Correct way to use(order) scheduler in pytorch 1.6

John_J_Watson · September 23, 2020, 8:45am

I am looking for some guidance on the correct way to use/order scheduler.step() within epochs. So, ofcourse, the official guidance says (torch.optim — PyTorch 2.1 documentation):

PATTERN:0

scheduler = …

>>> for epoch in range(100):
>>>     train(...)
>>>     validate(...)
>>>     scheduler.step()

But then I also see code like this (see for example: Learning Rate Scheduling - Deep Learning Wizard):

PATTERN:1

for epoch in range(num_epochs):
    # Decay Learning Rate
    scheduler.step()
    # Print Learning Rate
    print('Epoch:', epoch,'LR:', scheduler.get_lr())
    for i, (images, labels) in enumerate(train_loader):
        # Load images
        images = images.view(-1, 28*28).requires_grad_()

I also see this ^ similar pattern in quite a few github repos.

So, I did some small scale experiments using these two patterns in Pytorch1.6 and I got slightly better results using PATTERN:1.

So, my questions are:
[1] Does the order matter?
[2] Does the order depend on step size or epoch number or optimizer?
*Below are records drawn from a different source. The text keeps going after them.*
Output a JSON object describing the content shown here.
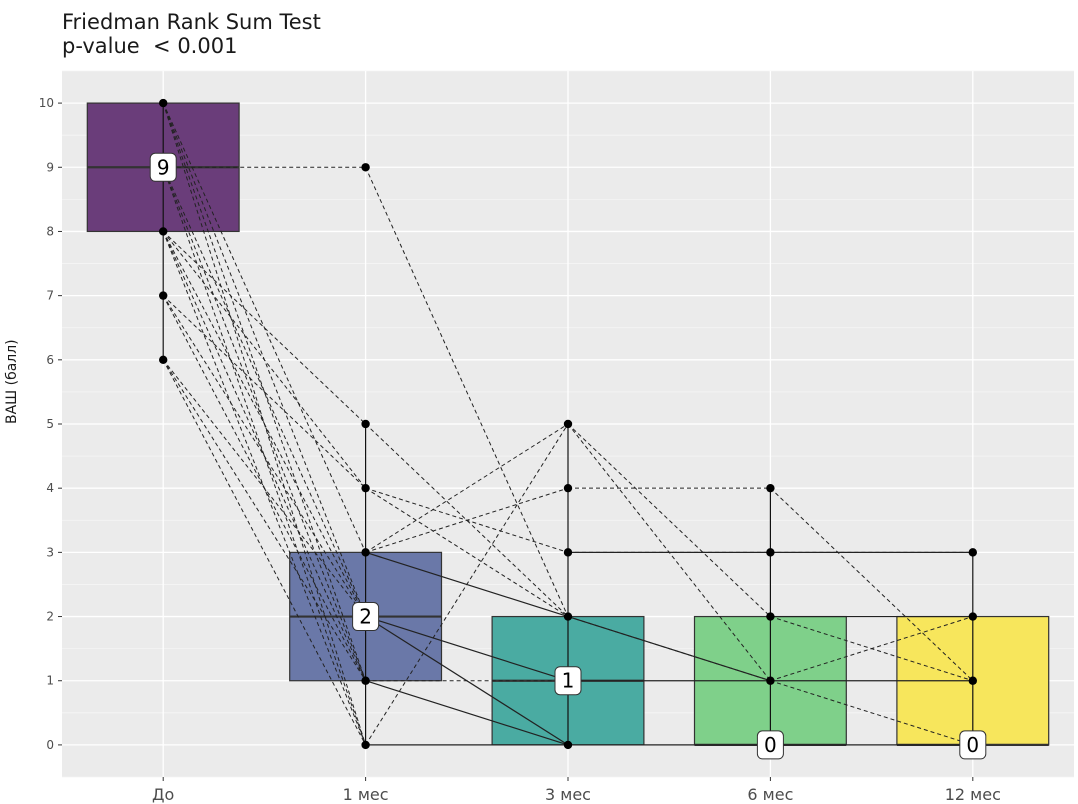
{
  "chart_data": {
    "type": "boxplot",
    "title": "Friedman Rank Sum Test",
    "subtitle": "p-value  < 0.001",
    "xlabel": "",
    "ylabel": "ВАШ (балл)",
    "ylim": [
      -0.5,
      10.5
    ],
    "grid": true,
    "categories": [
      "До",
      "1 мес",
      "3 мес",
      "6 мес",
      "12 мес"
    ],
    "y_ticks": [
      0,
      1,
      2,
      3,
      4,
      5,
      6,
      7,
      8,
      9,
      10
    ],
    "box_colors": [
      "#6a3d7a",
      "#6a78a8",
      "#4aaba2",
      "#7fd08a",
      "#f7e65c"
    ],
    "boxes": [
      {
        "q1": 8,
        "median": 9,
        "q3": 10,
        "whisker_low": 6,
        "whisker_high": 10
      },
      {
        "q1": 1,
        "median": 2,
        "q3": 3,
        "whisker_low": 0,
        "whisker_high": 5
      },
      {
        "q1": 0,
        "median": 1,
        "q3": 2,
        "whisker_low": 0,
        "whisker_high": 5
      },
      {
        "q1": 0,
        "median": 0,
        "q3": 2,
        "whisker_low": 0,
        "whisker_high": 4
      },
      {
        "q1": 0,
        "median": 0,
        "q3": 2,
        "whisker_low": 0,
        "whisker_high": 3
      }
    ],
    "median_labels": [
      "9",
      "2",
      "1",
      "0",
      "0"
    ],
    "points": [
      [
        10,
        9,
        8,
        7,
        6
      ],
      [
        9,
        5,
        4,
        3,
        2,
        1,
        0
      ],
      [
        5,
        4,
        3,
        2,
        0
      ],
      [
        4,
        3,
        2,
        1
      ],
      [
        3,
        2,
        1
      ]
    ],
    "paired_lines_dashed": [
      [
        0,
        9,
        1,
        9
      ],
      [
        0,
        10,
        1,
        3
      ],
      [
        0,
        10,
        1,
        2
      ],
      [
        0,
        10,
        1,
        1
      ],
      [
        0,
        10,
        1,
        0
      ],
      [
        0,
        9,
        1,
        2
      ],
      [
        0,
        9,
        1,
        1
      ],
      [
        0,
        9,
        1,
        0
      ],
      [
        0,
        8,
        1,
        5
      ],
      [
        0,
        8,
        1,
        4
      ],
      [
        0,
        8,
        1,
        2
      ],
      [
        0,
        8,
        1,
        1
      ],
      [
        0,
        8,
        1,
        0
      ],
      [
        0,
        7,
        1,
        4
      ],
      [
        0,
        7,
        1,
        2
      ],
      [
        0,
        7,
        1,
        1
      ],
      [
        0,
        6,
        1,
        1
      ],
      [
        0,
        6,
        1,
        0
      ],
      [
        0,
        6,
        1,
        2
      ],
      [
        1,
        9,
        2,
        2
      ],
      [
        1,
        5,
        2,
        2
      ],
      [
        1,
        4,
        2,
        3
      ],
      [
        1,
        4,
        2,
        2
      ],
      [
        1,
        3,
        2,
        5
      ],
      [
        1,
        3,
        2,
        4
      ],
      [
        1,
        1,
        2,
        1
      ],
      [
        1,
        0,
        2,
        5
      ],
      [
        2,
        5,
        3,
        2
      ],
      [
        2,
        5,
        3,
        1
      ],
      [
        2,
        4,
        3,
        4
      ],
      [
        2,
        3,
        3,
        3
      ],
      [
        2,
        2,
        3,
        1
      ],
      [
        3,
        4,
        4,
        1
      ],
      [
        3,
        3,
        4,
        3
      ],
      [
        3,
        2,
        4,
        1
      ],
      [
        3,
        1,
        4,
        0
      ],
      [
        3,
        1,
        4,
        2
      ]
    ],
    "paired_lines_solid": [
      [
        1,
        3,
        2,
        2
      ],
      [
        1,
        2,
        2,
        1
      ],
      [
        1,
        2,
        2,
        0
      ],
      [
        1,
        1,
        2,
        0
      ],
      [
        1,
        0,
        2,
        0
      ],
      [
        2,
        3,
        3,
        3
      ],
      [
        2,
        2,
        3,
        1
      ],
      [
        2,
        1,
        3,
        1
      ],
      [
        2,
        0,
        3,
        0
      ],
      [
        3,
        3,
        4,
        3
      ],
      [
        3,
        1,
        4,
        1
      ],
      [
        3,
        2,
        4,
        2
      ],
      [
        3,
        0,
        4,
        0
      ]
    ]
  }
}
Also, I have another problem: I have two envs with pytorch 1.6 and I set PATTERN:1 for both. In one of the envs I get the warning:

UserWarning: Detected call of `lr_scheduler.step()` before `optimizer.step()`. In PyTorch 1.1.0 and later, you should call them in the opposite order: `optimizer.step()` before `lr_scheduler.step()`.  Failure to do this will result in PyTorch skipping the first value of the learning rate schedule. See more details at https://pytorch.org/docs/stable/optim.html#how-to-adjust-learning-rate
  "https://pytorch.org/docs/stable/optim.html#how-to-adjust-learning-rate", UserWarning)
/home/ok/ok0/ok1/lib/python3.7/site-packages/torch/optim/lr_scheduler.py:351: UserWarning: To get the last learning rate computed by the scheduler, please use `get_last_lr()`.
  "please use `get_last_lr()`.", UserWarning)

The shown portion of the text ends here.